Les photographies prises par la famille Vicaire montrent les blessés sur la table d’opération, conscients et sans anesthésie, et les soins prodigués aux blessés par les infirmières. Nombreux sont les blessés à la tête ; au début du conflit, les soldats portent de simples képis qui ne les protègent nullement des tirs, ils seront remplacés en 1915 par le casque Adrian, tandis que les pantalons garance, qui facilitaient la visée des Allemands, seront remplacés par les uniformes couleurs bleu horizon. Les photos montrent aussi le fameux fusil Lebel, première arme à répétition en service à partir de 1886, garni de la baïonnette surnommée “Rosalie” par les poilus.

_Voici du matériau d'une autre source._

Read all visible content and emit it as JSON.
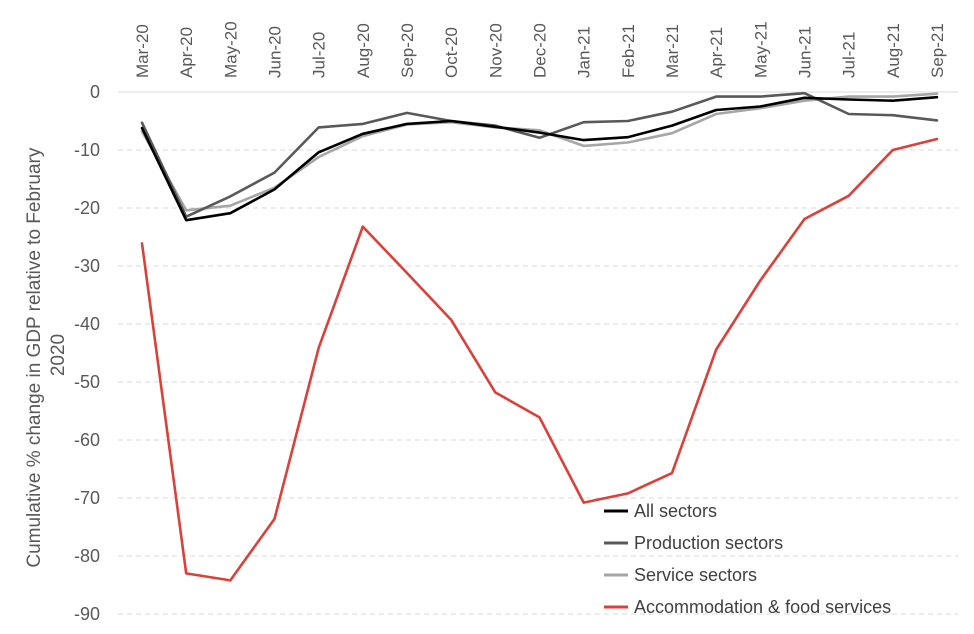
{
  "chart_data": {
    "type": "line",
    "title": "",
    "ylabel": "Cumulative  % change in GDP relative to February 2020",
    "ylabel_lines": [
      "Cumulative  % change in GDP relative to February",
      "2020"
    ],
    "xlabel": "",
    "x": [
      "Mar-20",
      "Apr-20",
      "May-20",
      "Jun-20",
      "Jul-20",
      "Aug-20",
      "Sep-20",
      "Oct-20",
      "Nov-20",
      "Dec-20",
      "Jan-21",
      "Feb-21",
      "Mar-21",
      "Apr-21",
      "May-21",
      "Jun-21",
      "Jul-21",
      "Aug-21",
      "Sep-21"
    ],
    "ylim": [
      -90,
      0
    ],
    "yticks": [
      0,
      -10,
      -20,
      -30,
      -40,
      -50,
      -60,
      -70,
      -80,
      -90
    ],
    "x_axis_position": "top",
    "grid": "horizontal-dashed",
    "legend_position": "bottom-right",
    "series": [
      {
        "name": "All sectors",
        "color": "#000000",
        "values": [
          -6.2,
          -22.1,
          -20.9,
          -16.8,
          -10.4,
          -7.2,
          -5.5,
          -5.0,
          -6.0,
          -7.0,
          -8.3,
          -7.8,
          -5.8,
          -3.1,
          -2.5,
          -1.0,
          -1.3,
          -1.5,
          -0.9
        ]
      },
      {
        "name": "Production sectors",
        "color": "#595959",
        "values": [
          -5.3,
          -21.5,
          -18.0,
          -13.9,
          -6.1,
          -5.5,
          -3.6,
          -5.0,
          -5.8,
          -7.9,
          -5.2,
          -5.0,
          -3.4,
          -0.8,
          -0.8,
          -0.2,
          -3.8,
          -4.0,
          -4.9
        ]
      },
      {
        "name": "Service sectors",
        "color": "#a6a6a6",
        "values": [
          -6.8,
          -20.4,
          -19.6,
          -16.5,
          -11.2,
          -7.6,
          -5.6,
          -5.2,
          -6.1,
          -6.6,
          -9.3,
          -8.7,
          -7.1,
          -3.8,
          -2.8,
          -1.5,
          -0.8,
          -0.8,
          -0.3
        ]
      },
      {
        "name": "Accommodation & food services",
        "color": "#d9413a",
        "values": [
          -26.1,
          -83.0,
          -84.2,
          -73.6,
          -44.1,
          -23.2,
          -31.2,
          -39.3,
          -51.8,
          -56.1,
          -70.8,
          -69.2,
          -65.7,
          -44.4,
          -32.5,
          -21.9,
          -17.9,
          -10.0,
          -8.1
        ]
      }
    ]
  }
}
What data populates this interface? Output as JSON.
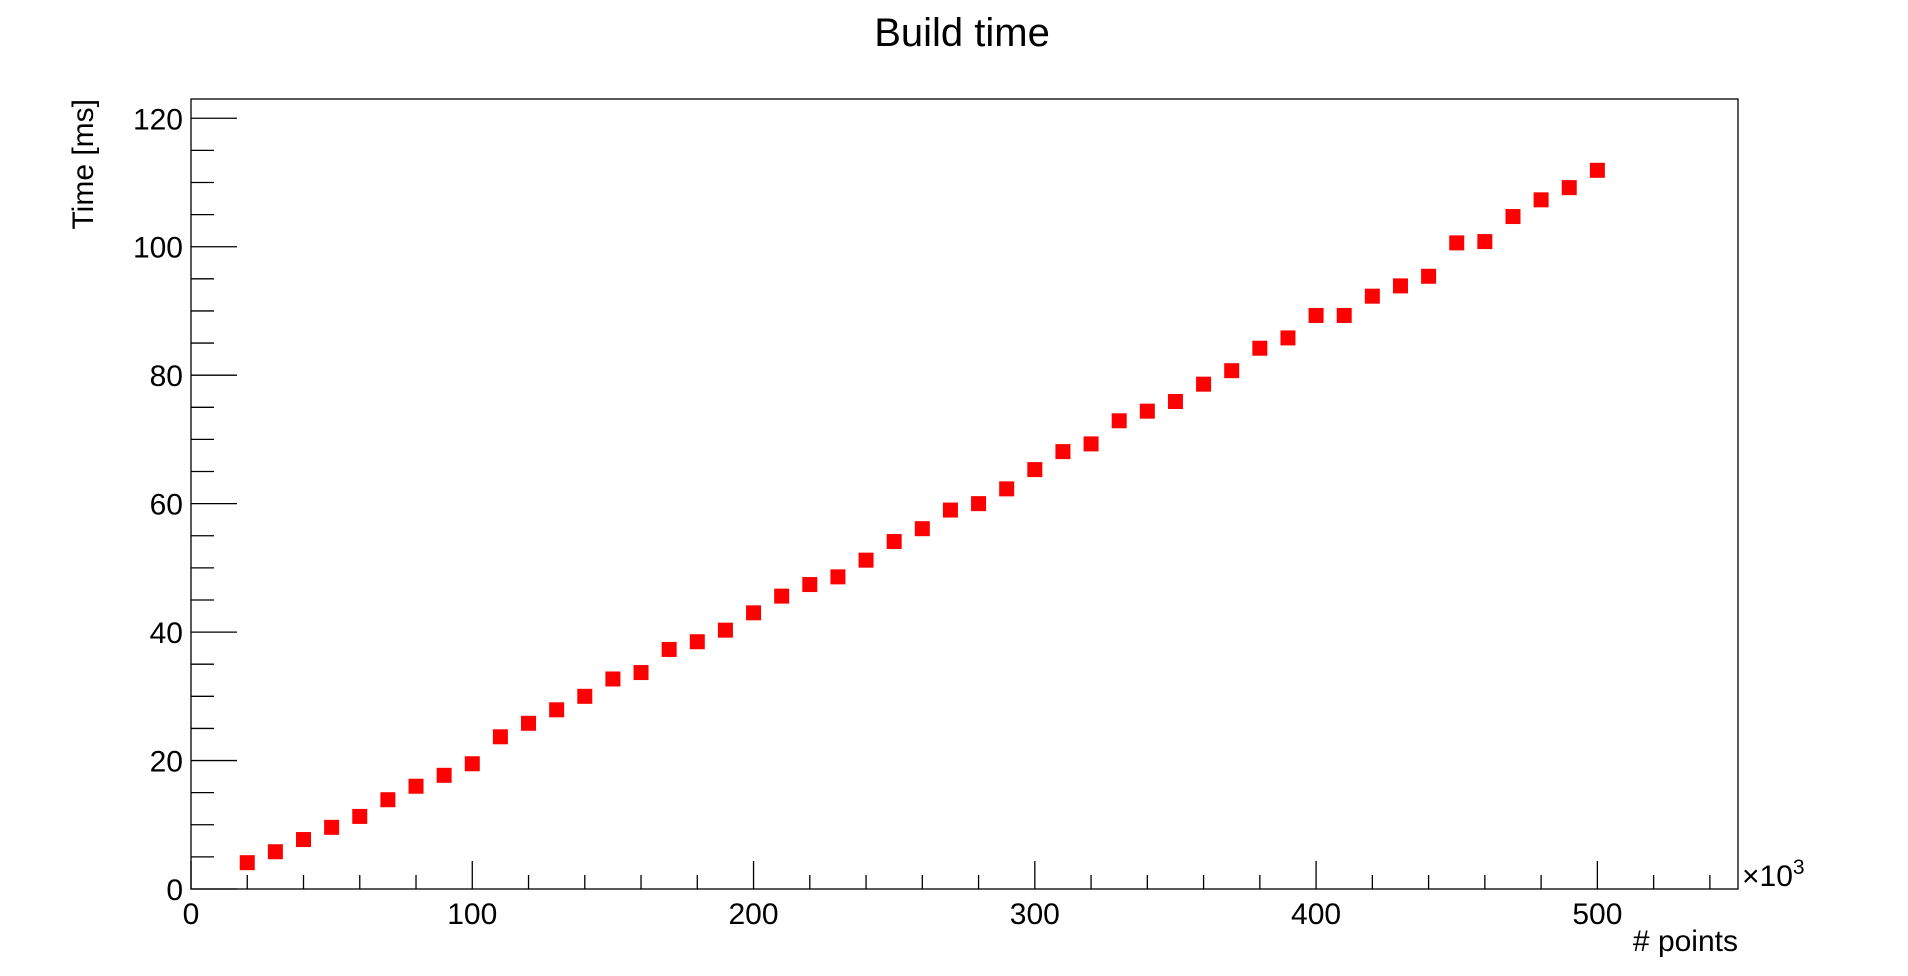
{
  "chart_data": {
    "type": "scatter",
    "title": "Build time",
    "xlabel": "# points",
    "ylabel": "Time [ms]",
    "x_multiplier_label": "×10",
    "x_multiplier_exponent": "3",
    "xlim": [
      0,
      550
    ],
    "ylim": [
      0,
      123
    ],
    "x_major_ticks": [
      0,
      100,
      200,
      300,
      400,
      500
    ],
    "y_major_ticks": [
      0,
      20,
      40,
      60,
      80,
      100,
      120
    ],
    "grid": false,
    "marker_color": "#ff0000",
    "series": [
      {
        "x": [
          20,
          30,
          40,
          50,
          60,
          70,
          80,
          90,
          100,
          110,
          120,
          130,
          140,
          150,
          160,
          170,
          180,
          190,
          200,
          210,
          220,
          230,
          240,
          250,
          260,
          270,
          280,
          290,
          300,
          310,
          320,
          330,
          340,
          350,
          360,
          370,
          380,
          390,
          400,
          410,
          420,
          430,
          440,
          450,
          460,
          470,
          480,
          490,
          500
        ],
        "y": [
          4.1,
          5.8,
          7.7,
          9.6,
          11.3,
          13.9,
          16.0,
          17.7,
          19.5,
          23.7,
          25.8,
          27.9,
          30.0,
          32.7,
          33.7,
          37.3,
          38.5,
          40.3,
          43.0,
          45.6,
          47.4,
          48.6,
          51.2,
          54.1,
          56.1,
          59.0,
          60.0,
          62.3,
          65.3,
          68.1,
          69.3,
          72.9,
          74.4,
          75.9,
          78.6,
          80.7,
          84.2,
          85.8,
          89.3,
          89.3,
          92.3,
          93.9,
          95.4,
          100.6,
          100.8,
          104.7,
          107.3,
          109.2,
          111.9
        ]
      }
    ]
  }
}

L’ambulance soigne indifféremment Français et Allemands.

Les plus valides vont dans le jardin, posent avec les infirmières, se promènent sur la Pelouse ou dans le parc du château ; pour se distraire, on joue des petites saynètes, telle : « On s’en fait pas à Lovenjoul », jouée le 4 août 1915.

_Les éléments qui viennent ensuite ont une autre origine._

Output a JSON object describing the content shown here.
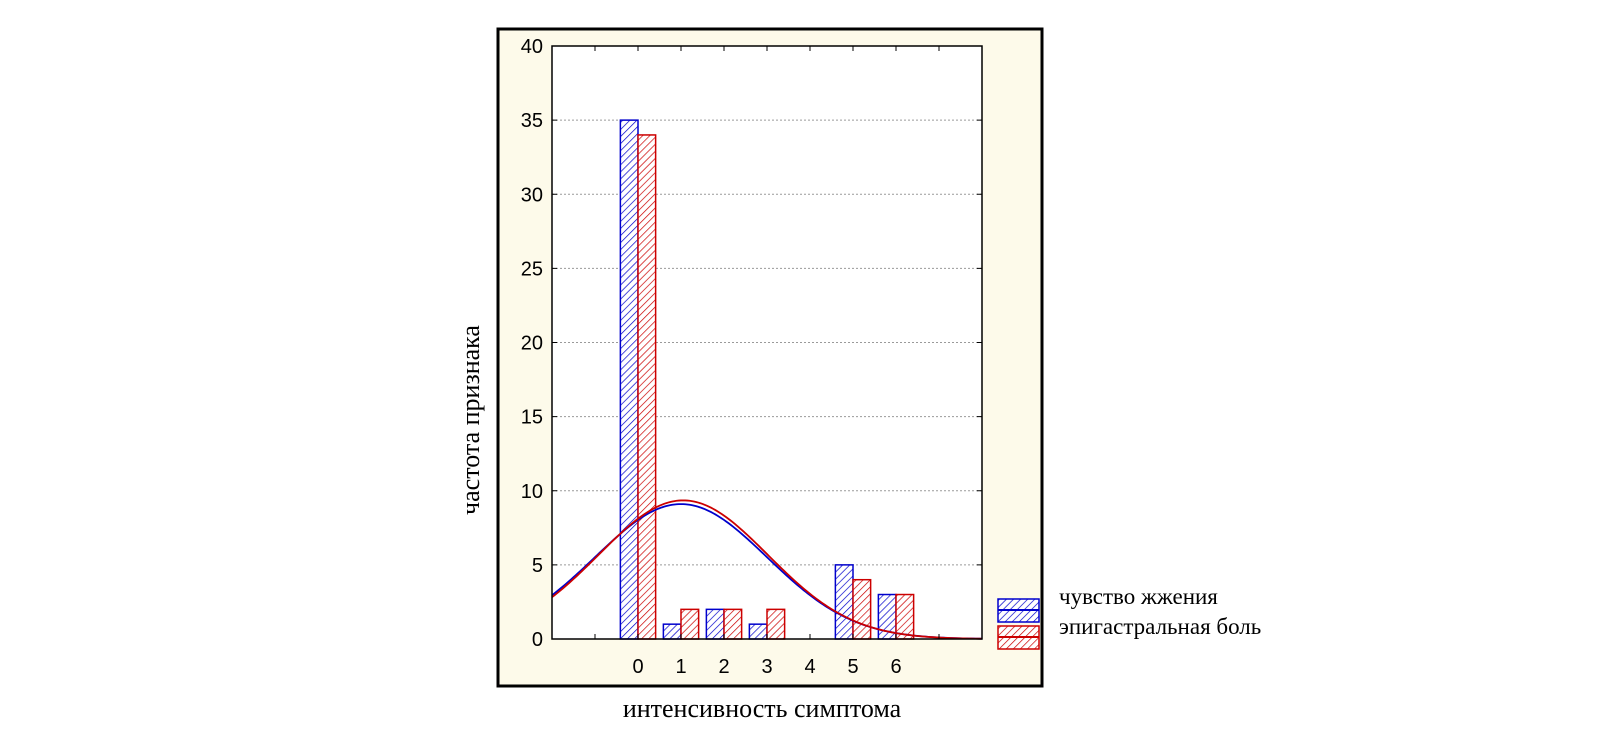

La duchesse de Chartres, qui habite le château Saint-Firmin, autorise les convalescents à pêcher dans le Grand Canal. Elle vient visiter les blessés, leur apporte des pipes, des cigarettes et du tabac, ainsi que Mme Vallon et la baronne James de Rothschild. Ces dames tiennent un ouvroir où l’on tricote pour les soldats du front. Mme Vallon prend elle-même des photos des blessés avec le personnel de l’ambulance.

En novembre 1914, l’ambulance accueille 7 blessés ; Georges Vicaire nous donne la liste des blessures : fracture du coude gauche, fracture du métacarpien droit par balle de shrapnell, fracture de la cuisse gauche, fracture d’une côte (aggravée d’une pneumonie), fracture de l’humérus, etc.

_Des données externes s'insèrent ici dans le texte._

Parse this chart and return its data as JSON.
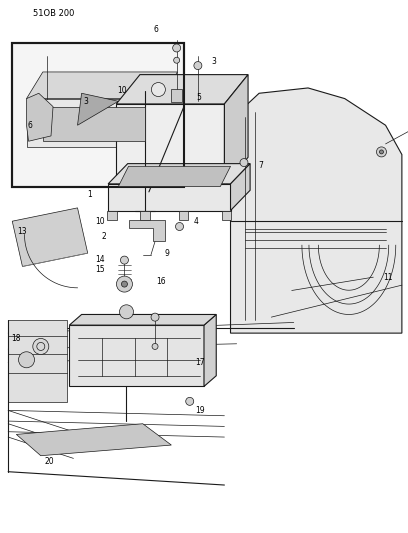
{
  "page_id": "51OB 200",
  "bg_color": "#ffffff",
  "lc": "#1a1a1a",
  "figsize": [
    4.08,
    5.33
  ],
  "dpi": 100,
  "lw_thin": 0.5,
  "lw_med": 0.8,
  "lw_thick": 1.5,
  "gray_light": "#d0d0d0",
  "gray_mid": "#aaaaaa",
  "gray_dark": "#888888"
}
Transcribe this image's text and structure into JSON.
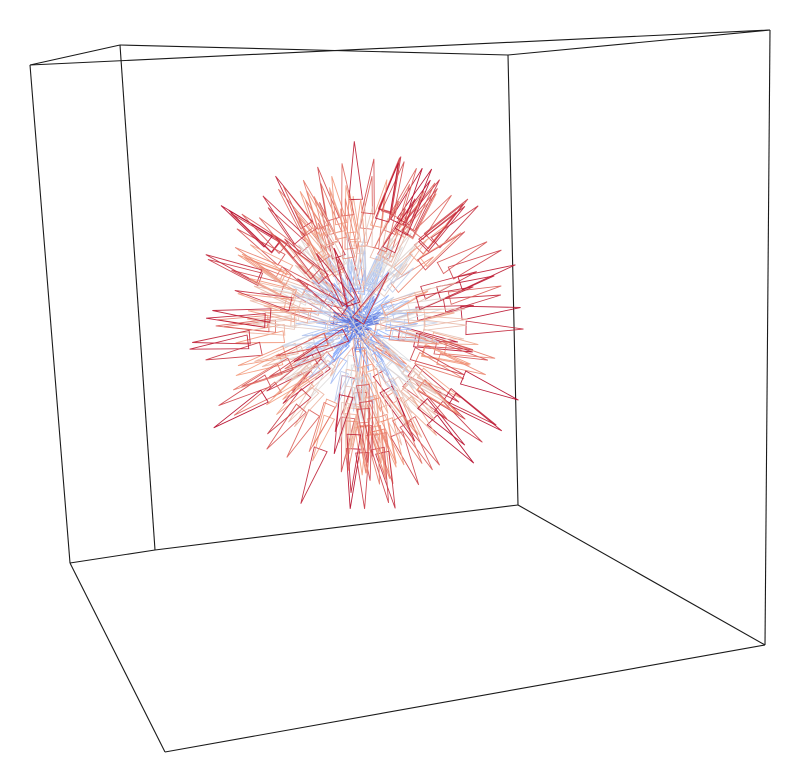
{
  "chart_data": {
    "type": "3d-vector-field",
    "title": "",
    "description_elements": [
      "wireframe-box",
      "radial-arrows"
    ],
    "colorscale": [
      "#3b4cc0",
      "#8db0fe",
      "#dddddd",
      "#f49a7b",
      "#b40426"
    ],
    "box_color": "#1a1a1a",
    "vectors": {
      "count": 480,
      "direction": "radial-outward",
      "magnitude_range": [
        0.0,
        1.0
      ],
      "shell_radius": 1.0,
      "seed": 7
    }
  }
}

« L’heure du pansement amène des cris et des souffrances, on commence à 10 heures et on finit, certains jours, à midi passé. Il nous arrive parfois de ne déjeuner qu’à 1 heure et demie – deux heures moins le quart… »

Parfois, l’état des blessés s’aggrave soudainement, Georges Vicaire doit à la demande de son épouse interrompre sa lettre à son fils pour aller chercher le major pour un des blessés dont la congestion pulmonaire s’est compliquée soudainement (il mourra le lendemain). En 1916 l’hôpital est presque au complet : 20 places.

À la mi-juillet 1916, l’ambulance accueille de nouveaux blessés, dont un artilleur et trois tirailleurs sénégalais.

L’un des blessés « n’est pas brillant. Il est question de lui couper le pied. Le malheureux ne dort pas et souffre ».

Un des jeunes maghrébins a une violente hémorragie, le sang coule sur le parquet à travers le matelas et le sommier ; on parviendra à le sauver. L’ambulance voit passer presque tous les uniformes, toutes les origines géographiques, des chasseurs alpins aux chasseurs d’Afrique. La famille Vicaire accueille des ethnies alors rares en métropole et découvre la cuisine exotique et le couscous grâce aux nombreux maghrébins qui séjournent à l’ambulance et fêtent à Lovenjoul l’Aïd el Kébir le 9 octobre 1916. Madame Vallon, l'éditeur Leclerc participent aussi à l'amélioration de l’ordinaire pour ce jour de fête en offrant les lokums et les cigares. La chaleur qui unissait ces frères d'armes aurait rendu impensable un tel oubli, c'étaient ces sentiments qui honoraient la République et réunissaient la Nation.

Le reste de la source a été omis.